Yes, if the switching valve goes bad, one fuel pump can transfer fuel to the other tank.
Once the engine is warmed up, does it run ok? If so, I would suspect intake plenum gaskets that might need to be changed. I would also make a block off gasket for the EGR valve and block it off. If it runs better, the EGR is leaking and you need a new one.
Can you fiddle with the EGR valve from the outside? The vacuum diaphragm thing? If there's an exposed lever connected to the diaphragm, try grabbing a hold of it and moving it in & out, the mechanism may be sticking.
I've heard of some people having luck removing & cleaning the things.
The selector valve is supposed to flip both the source and return lines, sometimes this doesn't work entirely correctly and the returning fuel all goes to one tank.
Parts stores have splice kits for the fuel lines and return lines. I've used those to bypass the valve and run on one tank because it was moving fuel from one tank to the other. We even removed the rear tank after bypassing the valve.
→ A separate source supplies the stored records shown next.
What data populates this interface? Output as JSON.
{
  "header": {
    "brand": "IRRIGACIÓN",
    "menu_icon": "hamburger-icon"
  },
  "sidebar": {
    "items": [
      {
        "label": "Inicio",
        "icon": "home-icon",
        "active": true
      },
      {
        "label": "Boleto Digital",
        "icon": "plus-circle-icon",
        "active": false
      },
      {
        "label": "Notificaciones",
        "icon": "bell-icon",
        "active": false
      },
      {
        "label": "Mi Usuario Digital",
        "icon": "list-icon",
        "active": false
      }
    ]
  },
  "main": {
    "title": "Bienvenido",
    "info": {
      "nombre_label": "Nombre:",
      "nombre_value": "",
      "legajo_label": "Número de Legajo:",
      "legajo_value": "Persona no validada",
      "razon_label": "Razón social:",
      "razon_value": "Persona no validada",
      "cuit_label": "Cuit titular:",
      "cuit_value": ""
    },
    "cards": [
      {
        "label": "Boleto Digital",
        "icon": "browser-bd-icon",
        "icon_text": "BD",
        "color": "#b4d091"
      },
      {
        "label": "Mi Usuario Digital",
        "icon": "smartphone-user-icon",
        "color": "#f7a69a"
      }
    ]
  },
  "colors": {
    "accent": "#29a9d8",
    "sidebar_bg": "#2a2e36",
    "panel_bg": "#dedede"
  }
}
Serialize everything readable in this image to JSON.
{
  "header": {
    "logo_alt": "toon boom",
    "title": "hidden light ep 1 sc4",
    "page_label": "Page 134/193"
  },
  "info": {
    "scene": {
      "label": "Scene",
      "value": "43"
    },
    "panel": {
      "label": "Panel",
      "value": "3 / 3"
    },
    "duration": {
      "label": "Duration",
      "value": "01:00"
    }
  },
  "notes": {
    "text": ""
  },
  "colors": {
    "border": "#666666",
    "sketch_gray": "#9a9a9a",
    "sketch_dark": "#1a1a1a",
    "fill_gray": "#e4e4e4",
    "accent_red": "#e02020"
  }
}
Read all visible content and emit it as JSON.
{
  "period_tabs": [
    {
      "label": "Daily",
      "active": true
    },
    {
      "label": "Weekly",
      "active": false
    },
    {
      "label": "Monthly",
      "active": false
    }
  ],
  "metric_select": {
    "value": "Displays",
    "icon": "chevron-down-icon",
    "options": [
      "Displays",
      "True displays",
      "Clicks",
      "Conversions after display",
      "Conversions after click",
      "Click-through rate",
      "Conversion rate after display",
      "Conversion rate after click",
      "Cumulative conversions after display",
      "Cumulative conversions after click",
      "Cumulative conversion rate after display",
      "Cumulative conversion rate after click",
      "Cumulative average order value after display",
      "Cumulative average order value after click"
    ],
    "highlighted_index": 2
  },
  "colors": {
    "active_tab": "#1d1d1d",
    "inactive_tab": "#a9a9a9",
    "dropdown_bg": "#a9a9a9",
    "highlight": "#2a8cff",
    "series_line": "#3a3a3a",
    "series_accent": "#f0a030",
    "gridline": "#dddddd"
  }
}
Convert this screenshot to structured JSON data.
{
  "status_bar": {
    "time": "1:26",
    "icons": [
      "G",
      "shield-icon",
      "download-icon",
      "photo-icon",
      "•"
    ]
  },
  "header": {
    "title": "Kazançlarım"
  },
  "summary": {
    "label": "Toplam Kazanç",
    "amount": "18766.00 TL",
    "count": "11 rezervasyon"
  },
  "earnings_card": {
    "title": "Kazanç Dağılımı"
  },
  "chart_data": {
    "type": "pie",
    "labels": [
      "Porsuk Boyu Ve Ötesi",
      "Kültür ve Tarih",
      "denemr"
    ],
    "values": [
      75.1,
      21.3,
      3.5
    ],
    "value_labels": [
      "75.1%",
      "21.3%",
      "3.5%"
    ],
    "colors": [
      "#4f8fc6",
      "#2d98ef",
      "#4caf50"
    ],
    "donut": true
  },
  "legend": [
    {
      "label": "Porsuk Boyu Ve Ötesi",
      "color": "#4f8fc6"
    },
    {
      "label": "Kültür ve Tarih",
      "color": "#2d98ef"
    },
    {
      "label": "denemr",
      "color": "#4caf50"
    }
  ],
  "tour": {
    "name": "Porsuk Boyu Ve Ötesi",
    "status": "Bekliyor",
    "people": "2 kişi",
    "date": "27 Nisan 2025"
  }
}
Thanks Gentlemen for all your input, I appreciate it. I've checked the EGR several times, I put vacuum to it with a hand pump and it responded accordingly. I have removed the EGR to check for leakage and found none, I checked it by turning it upside down and filling the pintle and seat up with carb cleaner and watched to see if anything leaked out and none did so I don't think the EGR valve is the problem. I've also done the upper end gaskets so the plenum to the manifold is new. I've repeatedly checked for vacuum leaks and haven't found any. I've put a vacuum gauge on it and it is within range, I've checked the fuel pressure and it to is within range. I've done all these tests and have come up with nothing and that's what's so frustrating about it. It did at one time run fairly well with little change in idle speed but now it's doing the surge at idle. I just don't know what else to do.
They do have a vacuum regulator that can cause this.
Yes, there is a system of VCVs (Vacuum Control Valves) that can provide vacuum to the EGR when they shouldn't be if, say, the vacuum lines are hooked up wrong, or there's a problem with one or more of those valves.
The EGR should operate only with a warmed-up engine and at cruising speeds.
Now that I don't know and I'll have to check. Seems like I did it before but it never hurts to do it again, that is checking to see if there is vacuum at the ERG at idle. The booster pump I was referring to is the one on the frame rail. I also saw something on this site about the TPS and I'll have to check that too as some dummy (that would be me!) messed with the idle stop screw to keep it from dying, I think perhaps I screwed up (no pun intended) by messing with it. Thanks for all the help guys! So what do all those solenoids by the battery actually do and how can you tell if one is bad?